I’m ok, got the wind knocked out of me by the impact and breathed in some Hybrid nastiness. Contusions on my chest and abdomen from the seat belt, nausea, vertigo, and a neck sprain, but nothing life-threatening.

I suspect that my car is a total loss. It’s a classic Prius. The rear was crushed in so deep it cut through the tire and jammed the wheels. The auxiliary battery was crushed and exuding a visible a cloud of acid.

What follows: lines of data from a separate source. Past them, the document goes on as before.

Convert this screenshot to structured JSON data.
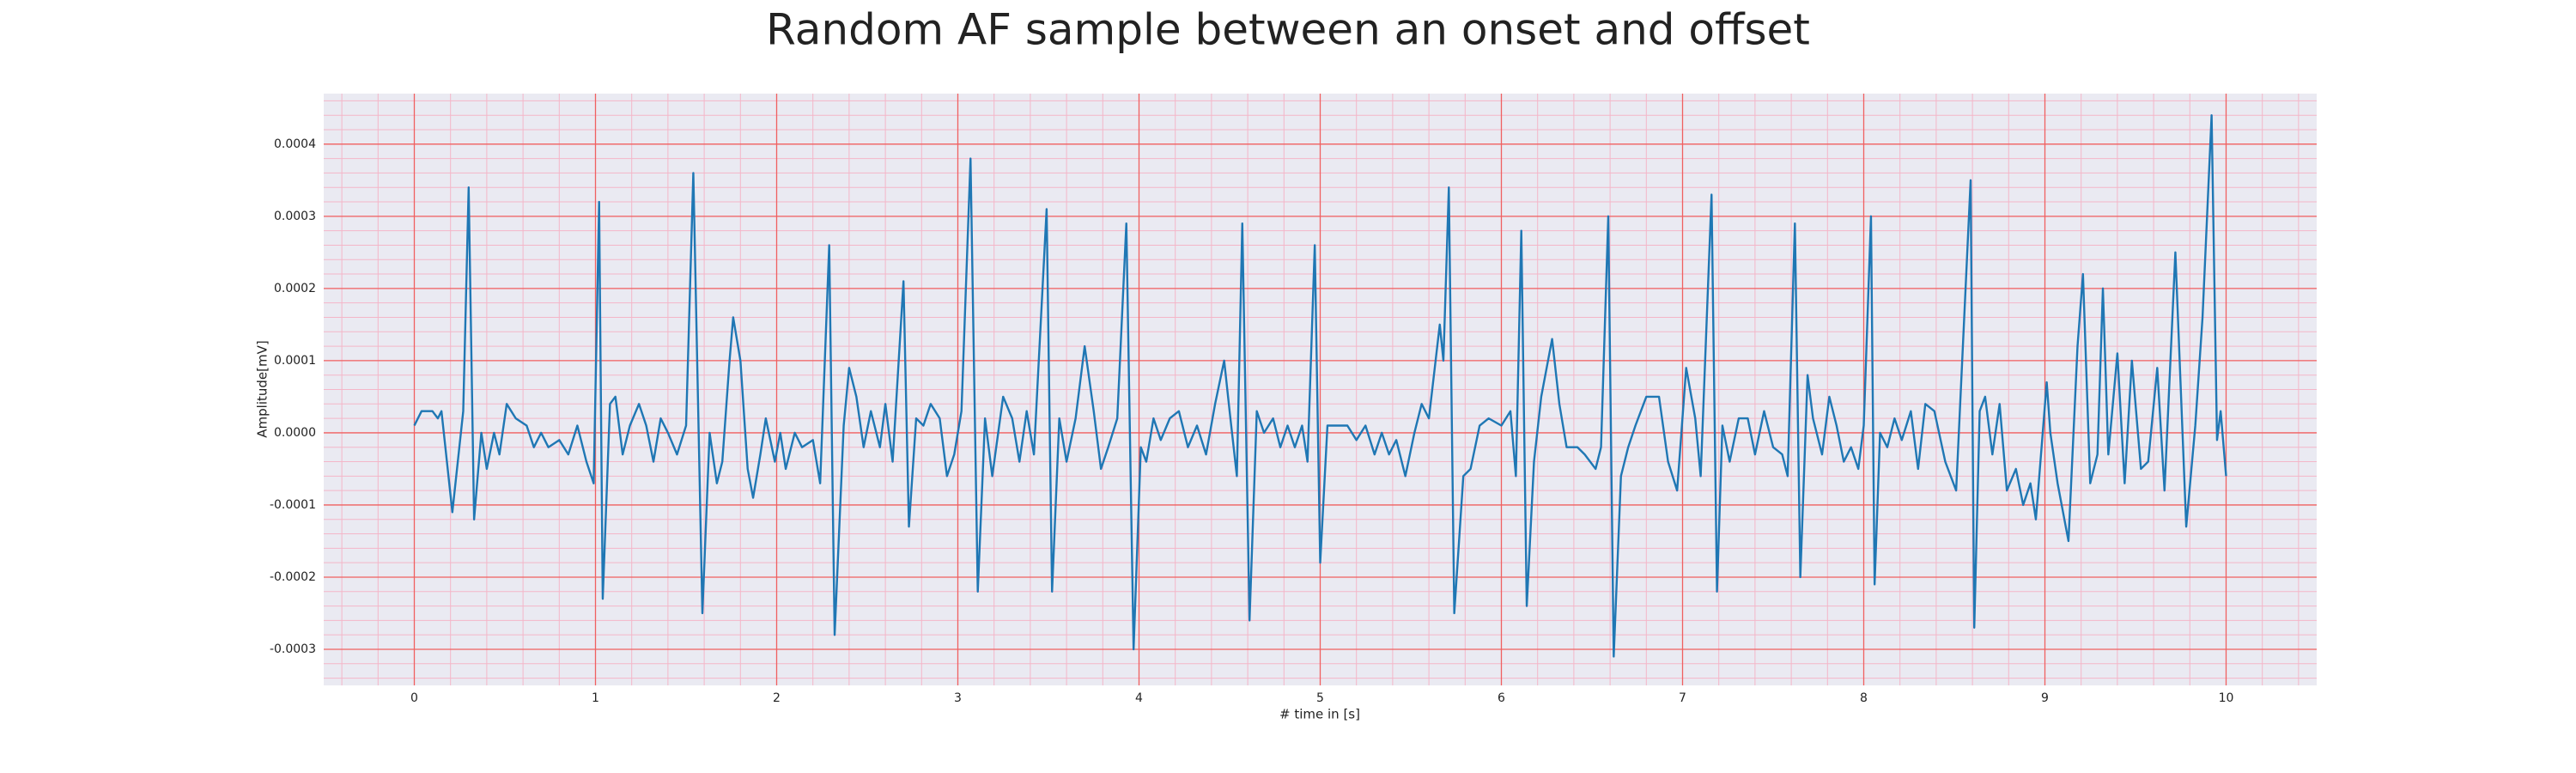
{
  "chart_data": {
    "type": "line",
    "title": "Random AF sample between an onset and offset",
    "xlabel": "# time in [s]",
    "ylabel": "Amplitude[mV]",
    "color": "#1f77b4",
    "grid": true,
    "minor_grid": true,
    "xlim": [
      -0.5,
      10.5
    ],
    "ylim": [
      -0.00035,
      0.00047
    ],
    "xticks": [
      0,
      1,
      2,
      3,
      4,
      5,
      6,
      7,
      8,
      9,
      10
    ],
    "yticks": [
      {
        "value": -0.0003,
        "label": "-0.0003"
      },
      {
        "value": -0.0002,
        "label": "-0.0002"
      },
      {
        "value": -0.0001,
        "label": "-0.0001"
      },
      {
        "value": 0,
        "label": "0.0000"
      },
      {
        "value": 0.0001,
        "label": "0.0001"
      },
      {
        "value": 0.0002,
        "label": "0.0002"
      },
      {
        "value": 0.0003,
        "label": "0.0003"
      },
      {
        "value": 0.0004,
        "label": "0.0004"
      }
    ],
    "x": [
      0,
      0.04,
      0.1,
      0.13,
      0.15,
      0.21,
      0.27,
      0.3,
      0.33,
      0.37,
      0.4,
      0.44,
      0.47,
      0.51,
      0.56,
      0.62,
      0.66,
      0.7,
      0.74,
      0.8,
      0.85,
      0.9,
      0.95,
      0.99,
      1.02,
      1.04,
      1.08,
      1.11,
      1.15,
      1.19,
      1.24,
      1.28,
      1.32,
      1.36,
      1.4,
      1.45,
      1.5,
      1.54,
      1.59,
      1.63,
      1.67,
      1.7,
      1.74,
      1.76,
      1.8,
      1.84,
      1.87,
      1.91,
      1.94,
      1.99,
      2.02,
      2.05,
      2.1,
      2.14,
      2.2,
      2.24,
      2.29,
      2.32,
      2.37,
      2.4,
      2.44,
      2.48,
      2.52,
      2.57,
      2.6,
      2.64,
      2.7,
      2.73,
      2.77,
      2.81,
      2.85,
      2.9,
      2.94,
      2.98,
      3.02,
      3.07,
      3.11,
      3.15,
      3.19,
      3.25,
      3.3,
      3.34,
      3.38,
      3.42,
      3.49,
      3.52,
      3.56,
      3.6,
      3.65,
      3.7,
      3.75,
      3.79,
      3.83,
      3.88,
      3.93,
      3.97,
      4.01,
      4.04,
      4.08,
      4.12,
      4.17,
      4.22,
      4.27,
      4.32,
      4.37,
      4.42,
      4.47,
      4.5,
      4.54,
      4.57,
      4.61,
      4.65,
      4.69,
      4.74,
      4.78,
      4.82,
      4.86,
      4.9,
      4.93,
      4.97,
      5.0,
      5.04,
      5.1,
      5.15,
      5.2,
      5.25,
      5.3,
      5.34,
      5.38,
      5.42,
      5.47,
      5.52,
      5.56,
      5.6,
      5.66,
      5.68,
      5.71,
      5.74,
      5.79,
      5.83,
      5.88,
      5.93,
      6.0,
      6.05,
      6.08,
      6.11,
      6.14,
      6.18,
      6.22,
      6.28,
      6.32,
      6.36,
      6.42,
      6.46,
      6.52,
      6.55,
      6.59,
      6.62,
      6.66,
      6.7,
      6.74,
      6.8,
      6.87,
      6.92,
      6.97,
      7.02,
      7.07,
      7.1,
      7.16,
      7.19,
      7.22,
      7.26,
      7.31,
      7.36,
      7.4,
      7.45,
      7.5,
      7.55,
      7.58,
      7.62,
      7.65,
      7.69,
      7.72,
      7.77,
      7.81,
      7.85,
      7.89,
      7.93,
      7.97,
      8.0,
      8.04,
      8.06,
      8.09,
      8.13,
      8.17,
      8.21,
      8.26,
      8.3,
      8.34,
      8.39,
      8.45,
      8.51,
      8.59,
      8.61,
      8.64,
      8.67,
      8.71,
      8.75,
      8.79,
      8.84,
      8.88,
      8.92,
      8.95,
      9.01,
      9.03,
      9.07,
      9.13,
      9.18,
      9.21,
      9.25,
      9.29,
      9.32,
      9.35,
      9.4,
      9.44,
      9.48,
      9.53,
      9.57,
      9.62,
      9.66,
      9.72,
      9.78,
      9.83,
      9.87,
      9.92,
      9.95,
      9.97,
      10.0
    ],
    "values": [
      1e-05,
      3e-05,
      3e-05,
      2e-05,
      3e-05,
      -0.00011,
      3e-05,
      0.00034,
      -0.00012,
      0.0,
      -5e-05,
      0.0,
      -3e-05,
      4e-05,
      2e-05,
      1e-05,
      -2e-05,
      0.0,
      -2e-05,
      -1e-05,
      -3e-05,
      1e-05,
      -4e-05,
      -7e-05,
      0.00032,
      -0.00023,
      4e-05,
      5e-05,
      -3e-05,
      1e-05,
      4e-05,
      1e-05,
      -4e-05,
      2e-05,
      0.0,
      -3e-05,
      1e-05,
      0.00036,
      -0.00025,
      0.0,
      -7e-05,
      -4e-05,
      0.0001,
      0.00016,
      0.0001,
      -5e-05,
      -9e-05,
      -3e-05,
      2e-05,
      -4e-05,
      0.0,
      -5e-05,
      0.0,
      -2e-05,
      -1e-05,
      -7e-05,
      0.00026,
      -0.00028,
      1e-05,
      9e-05,
      5e-05,
      -2e-05,
      3e-05,
      -2e-05,
      4e-05,
      -4e-05,
      0.00021,
      -0.00013,
      2e-05,
      1e-05,
      4e-05,
      2e-05,
      -6e-05,
      -3e-05,
      3e-05,
      0.00038,
      -0.00022,
      2e-05,
      -6e-05,
      5e-05,
      2e-05,
      -4e-05,
      3e-05,
      -3e-05,
      0.00031,
      -0.00022,
      2e-05,
      -4e-05,
      2e-05,
      0.00012,
      3e-05,
      -5e-05,
      -2e-05,
      2e-05,
      0.00029,
      -0.0003,
      -2e-05,
      -4e-05,
      2e-05,
      -1e-05,
      2e-05,
      3e-05,
      -2e-05,
      1e-05,
      -3e-05,
      4e-05,
      0.0001,
      3e-05,
      -6e-05,
      0.00029,
      -0.00026,
      3e-05,
      0.0,
      2e-05,
      -2e-05,
      1e-05,
      -2e-05,
      1e-05,
      -4e-05,
      0.00026,
      -0.00018,
      1e-05,
      1e-05,
      1e-05,
      -1e-05,
      1e-05,
      -3e-05,
      0.0,
      -3e-05,
      -1e-05,
      -6e-05,
      0.0,
      4e-05,
      2e-05,
      0.00015,
      0.0001,
      0.00034,
      -0.00025,
      -6e-05,
      -5e-05,
      1e-05,
      2e-05,
      1e-05,
      3e-05,
      -6e-05,
      0.00028,
      -0.00024,
      -4e-05,
      5e-05,
      0.00013,
      4e-05,
      -2e-05,
      -2e-05,
      -3e-05,
      -5e-05,
      -2e-05,
      0.0003,
      -0.00031,
      -6e-05,
      -2e-05,
      1e-05,
      5e-05,
      5e-05,
      -4e-05,
      -8e-05,
      9e-05,
      2e-05,
      -6e-05,
      0.00033,
      -0.00022,
      1e-05,
      -4e-05,
      2e-05,
      2e-05,
      -3e-05,
      3e-05,
      -2e-05,
      -3e-05,
      -6e-05,
      0.00029,
      -0.0002,
      8e-05,
      2e-05,
      -3e-05,
      5e-05,
      1e-05,
      -4e-05,
      -2e-05,
      -5e-05,
      1e-05,
      0.0003,
      -0.00021,
      0.0,
      -2e-05,
      2e-05,
      -1e-05,
      3e-05,
      -5e-05,
      4e-05,
      3e-05,
      -4e-05,
      -8e-05,
      0.00035,
      -0.00027,
      3e-05,
      5e-05,
      -3e-05,
      4e-05,
      -8e-05,
      -5e-05,
      -0.0001,
      -7e-05,
      -0.00012,
      7e-05,
      0.0,
      -7e-05,
      -0.00015,
      0.00012,
      0.00022,
      -7e-05,
      -3e-05,
      0.0002,
      -3e-05,
      0.00011,
      -7e-05,
      0.0001,
      -5e-05,
      -4e-05,
      9e-05,
      -8e-05,
      0.00025,
      -0.00013,
      1e-05,
      0.00016,
      0.00044,
      -1e-05,
      3e-05,
      -6e-05
    ]
  }
}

Fortunately most of that got sucked into his car, not mine. The Prius avenges its own death. I don’t know how the hybrid battery fared. It may have taken out a cell or so on the left side.

Standing in a construction zone on the turnpike at 10:15PM with all the sirens and flashing lights and cars flying by just a few feet away was the most frightening thing I’ve ever experienced in my life. I had to hang onto the concrete barrier to keep myself from running away.

I was looking for an excuse to buy a new car. Maybe a Toyota Matrix. I playing around online this morning comparing prices.

Mishaps are like knives. They can cut you or they can serve you depending upon whether you grab them by the blade or by the handle.